Since 2002, Dr. Wolfgang Fink, an associate professor in the UA Departments of Electrical and Computer Engineering and Biomedical Engineering, and colleagues have been working on a new way to give sight to those whose vision has been damaged from age-related macular degeneration or retinitis pigmentosa, both are conditions that result in visual impairment and ultimately total blindness.
Both diseases affect the rods and cones in the retina that convert light into electrical signals, said Fink.
People who are born blind will not be able to receive such a “vision implant because their brain is not trained to do anything with visual signals,” said Fink.
Before his development, the visually impaired were given some sight back through existing vision implants but could only see a white object on a dark cloth in a dark room. Now patients may have the ability to see any time of the day through advanced neural stimulation.
In general, patients who undergo the procedure of getting a vision implant will be given a pair of “sunglasses with a miniature camera sitting on the glasses that transmits images wirelessly to a visual processing unit. Fink and his team demonstrated that this unit can be the size of a nine-volt battery or can be an iPhone or iPod. The camera images go into the processing unit and then the unit applies certain image processing filters on the camera stream to preprocess the high-resolution images to make them suitable for the implanted electrode array, said Fink.
The epi-retinal implant, sitting inside the eye and on top of the retina, has a transceiver unit in the implant that receives images from the iPhone or visual processing unit and stimulates the retina with a pattern of electrical pulses to produce the visual perceptions.
The associated image processing was originally used on a mobile robot (named Cyclops) with one (camera) eye to begin to test the retinal implants and see what a human patient could potentially see with the different image processing filters.
The National Science Foundation and the Department of Energy helped fund Fink’s research.
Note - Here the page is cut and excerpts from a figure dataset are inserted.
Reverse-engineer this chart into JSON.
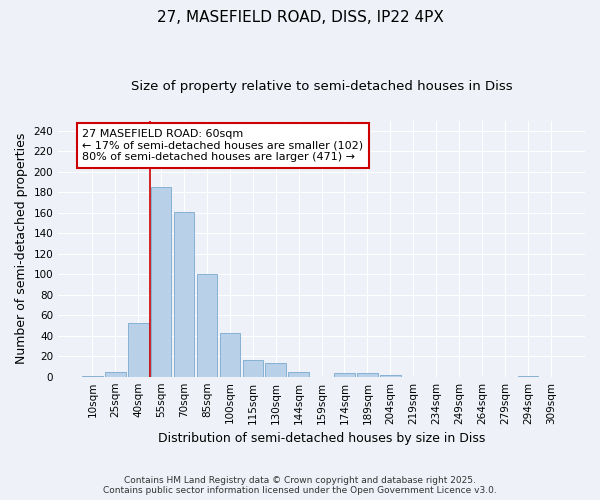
{
  "title": "27, MASEFIELD ROAD, DISS, IP22 4PX",
  "subtitle": "Size of property relative to semi-detached houses in Diss",
  "xlabel": "Distribution of semi-detached houses by size in Diss",
  "ylabel": "Number of semi-detached properties",
  "categories": [
    "10sqm",
    "25sqm",
    "40sqm",
    "55sqm",
    "70sqm",
    "85sqm",
    "100sqm",
    "115sqm",
    "130sqm",
    "144sqm",
    "159sqm",
    "174sqm",
    "189sqm",
    "204sqm",
    "219sqm",
    "234sqm",
    "249sqm",
    "264sqm",
    "279sqm",
    "294sqm",
    "309sqm"
  ],
  "values": [
    1,
    5,
    52,
    185,
    161,
    100,
    43,
    16,
    13,
    5,
    0,
    4,
    4,
    2,
    0,
    0,
    0,
    0,
    0,
    1,
    0
  ],
  "bar_color": "#b8d0e8",
  "bar_edge_color": "#7aaacf",
  "vline_x": 2.5,
  "vline_color": "#cc0000",
  "annotation_box_text": "27 MASEFIELD ROAD: 60sqm\n← 17% of semi-detached houses are smaller (102)\n80% of semi-detached houses are larger (471) →",
  "annotation_box_color": "#cc0000",
  "ylim": [
    0,
    250
  ],
  "yticks": [
    0,
    20,
    40,
    60,
    80,
    100,
    120,
    140,
    160,
    180,
    200,
    220,
    240
  ],
  "background_color": "#eef2f8",
  "grid_color": "#ffffff",
  "footer": "Contains HM Land Registry data © Crown copyright and database right 2025.\nContains public sector information licensed under the Open Government Licence v3.0.",
  "title_fontsize": 11,
  "subtitle_fontsize": 9.5,
  "axis_label_fontsize": 9,
  "tick_fontsize": 7.5,
  "annotation_fontsize": 8,
  "footer_fontsize": 6.5
}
He worked with the Biomimetic MicroElectronic Systems Engineering Research Center at USC,
Caltech, and UC Santa Cruz, as well as with the DOE-funded Artificial Retina Consortium that helped create the first FDA approved retinal implant named the ARGUS II by Second Sight Medical Products, LLC in Sylmar, CA.
Over 90 patients worldwide have the ARGUS II implanted in their eyes. Majorly, the procedure has been successful. “However, there are serious deficiencies. A research article soon to appear in the Medical Engineering & Physics journal, as well as a forthcoming Discovery magazine article, will point out the deficiencies of current implants including the ARGUS II,” said Fink.
“Personally, I would not get it,” said Helen Slavicek, 88, a visually impaired woman who has Macular Degeneration, “I would rather spend the money on my grandchildren but the surgery sounds like an amazing progression in technology that would help a lot of people.”
Dr. Wolfgang Fink’s biggest goal for retinal implants is to provide high-resolution vision through advanced neural stimulation, i.e., vision at a resolution that approaches the number of electrodes on the implanted electrode array. Until then, Fink and others will be improving their technologies to reach their ultimate goal.